Former heads of agencies with delegated rulemaking authority, such as the Food and Drug Administration, have recognized that questions around delegations of rulemaking power can create litigation risk. For instance, in 2019, Commissioner Scott Gottlieb signed and retroactively ratified the 2016 deeming rule around tobacco products, which had originally been signed by a more junior official. In fact, the former Commissioner’s action in that instance further highlighted the need for this particular comprehensive review to ensure that there was no procedural infirmity in HHS agency rules.
Does this send the wrong message at a time when Americans should have confidence that decisions are being made based on science and evidence?
Since the action has no effect on the substantive rulemaking process, the only reason it would undermine public confidence in rulemaking is if commentators misrepresent it to the public, as some unfortunately have.
Americans, especially during a public health emergency, deserve to have confidence in the procedures used to make legally binding rules, including confidence that these rules follow proper procedures and minimize litigation risk.

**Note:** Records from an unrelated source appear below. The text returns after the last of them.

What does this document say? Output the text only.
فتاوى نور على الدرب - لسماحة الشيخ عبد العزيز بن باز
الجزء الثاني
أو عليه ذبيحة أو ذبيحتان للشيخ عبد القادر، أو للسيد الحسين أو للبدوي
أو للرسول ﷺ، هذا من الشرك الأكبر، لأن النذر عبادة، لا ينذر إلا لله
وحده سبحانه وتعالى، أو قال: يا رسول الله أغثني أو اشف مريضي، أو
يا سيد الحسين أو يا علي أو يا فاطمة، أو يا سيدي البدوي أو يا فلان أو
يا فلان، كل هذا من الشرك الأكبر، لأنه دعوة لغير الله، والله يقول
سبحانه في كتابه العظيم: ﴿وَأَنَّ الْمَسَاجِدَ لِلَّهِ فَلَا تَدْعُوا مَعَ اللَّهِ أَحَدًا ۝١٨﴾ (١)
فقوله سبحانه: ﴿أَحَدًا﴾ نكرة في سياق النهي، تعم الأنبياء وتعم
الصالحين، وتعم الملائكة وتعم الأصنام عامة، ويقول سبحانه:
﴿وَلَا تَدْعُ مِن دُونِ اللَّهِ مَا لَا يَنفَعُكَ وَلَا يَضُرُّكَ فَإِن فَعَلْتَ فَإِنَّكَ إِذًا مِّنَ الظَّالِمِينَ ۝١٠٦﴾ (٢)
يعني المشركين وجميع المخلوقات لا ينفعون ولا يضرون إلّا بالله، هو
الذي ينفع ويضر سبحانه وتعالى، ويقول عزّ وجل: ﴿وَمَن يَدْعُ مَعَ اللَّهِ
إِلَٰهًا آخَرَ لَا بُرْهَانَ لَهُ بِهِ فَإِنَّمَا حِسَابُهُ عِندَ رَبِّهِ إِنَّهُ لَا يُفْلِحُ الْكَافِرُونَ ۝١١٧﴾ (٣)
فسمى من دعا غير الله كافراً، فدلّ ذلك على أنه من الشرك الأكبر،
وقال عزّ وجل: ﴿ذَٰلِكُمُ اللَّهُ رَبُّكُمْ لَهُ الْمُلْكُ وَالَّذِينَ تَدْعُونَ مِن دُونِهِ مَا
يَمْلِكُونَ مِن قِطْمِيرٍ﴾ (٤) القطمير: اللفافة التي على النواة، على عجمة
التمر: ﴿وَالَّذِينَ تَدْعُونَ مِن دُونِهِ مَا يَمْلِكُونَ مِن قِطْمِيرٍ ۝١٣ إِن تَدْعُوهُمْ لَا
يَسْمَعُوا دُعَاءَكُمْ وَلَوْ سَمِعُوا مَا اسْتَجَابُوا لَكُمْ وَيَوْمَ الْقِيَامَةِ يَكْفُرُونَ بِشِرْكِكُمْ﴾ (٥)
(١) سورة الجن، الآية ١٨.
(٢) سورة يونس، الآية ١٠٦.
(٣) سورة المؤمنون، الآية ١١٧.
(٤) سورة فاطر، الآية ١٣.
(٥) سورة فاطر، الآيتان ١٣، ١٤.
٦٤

That is the goal of this action.
Was the memo targeted at the Food and Drug Administration or any particular divisions of HHS?
No, the memo covers all Operating and Staff Divisions of HHS. Large agencies that release a significant amount of rules, such as the Food and Drug Administration, already have robust processes for sending any rules through departmental and White House clearance. Those processes will remain unchanged, except that they will now conclude with the Secretary’s signing the rule in all cases.
Does this have any impact on actions taken under previous delegations?
No, this memo has no impact on actions taken under previous delegations. It is prospective in effect.